Il M., accompagnando il medico condotto di Molinella, aveva intanto avuto modo di verificare di persona le tristi condizioni delle famiglie bracciantili, colpite dalla pellagra. Decise allora di impegnarsi per il loro riscatto cominciando a frequentare gli ambienti radicali e socialisti.

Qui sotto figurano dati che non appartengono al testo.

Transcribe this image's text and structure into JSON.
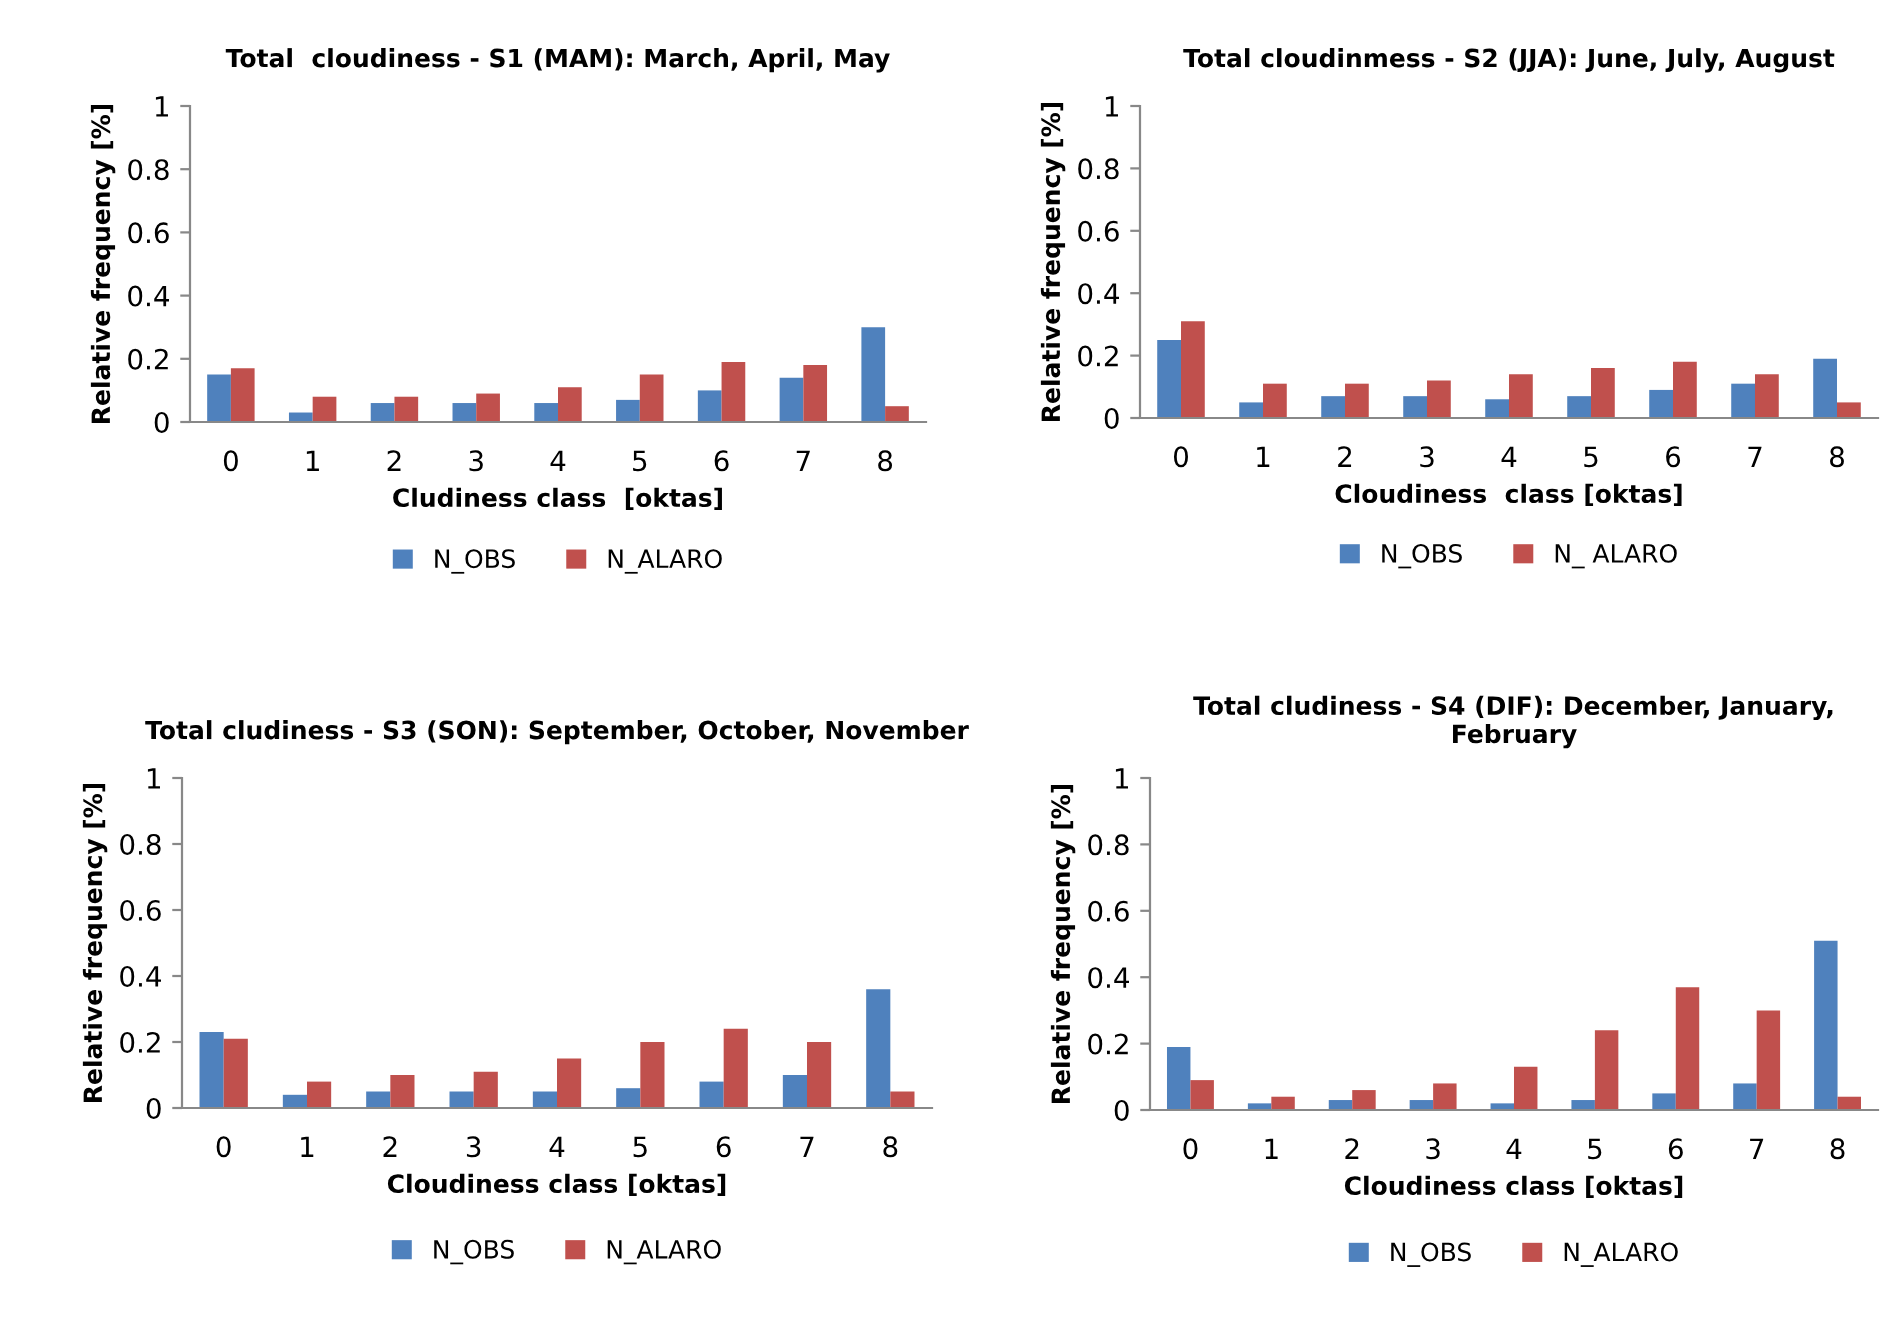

Il 7 febbr. 1887, a Budrio, subì la prima condanna per oltraggio e qualche mese dopo, l’8 agosto, il primo breve arresto per «attentato alla libertà del lavoro». Messosi in luce nella conduzione di grandi e vittoriosi scioperi, il M. fu delegato, in rappresentanza della Lega democratica di Molinella, al congresso costitutivo del Partito dei lavoratori italiani (Genova, 14-15 ag. 1892), che l’anno successivo avrebbe assunto la denominazione di Partito socialista dei lavoratori italiani. Tornato nel suo paese costituì la locale sezione socialista e la Lega di resistenza bracciantile.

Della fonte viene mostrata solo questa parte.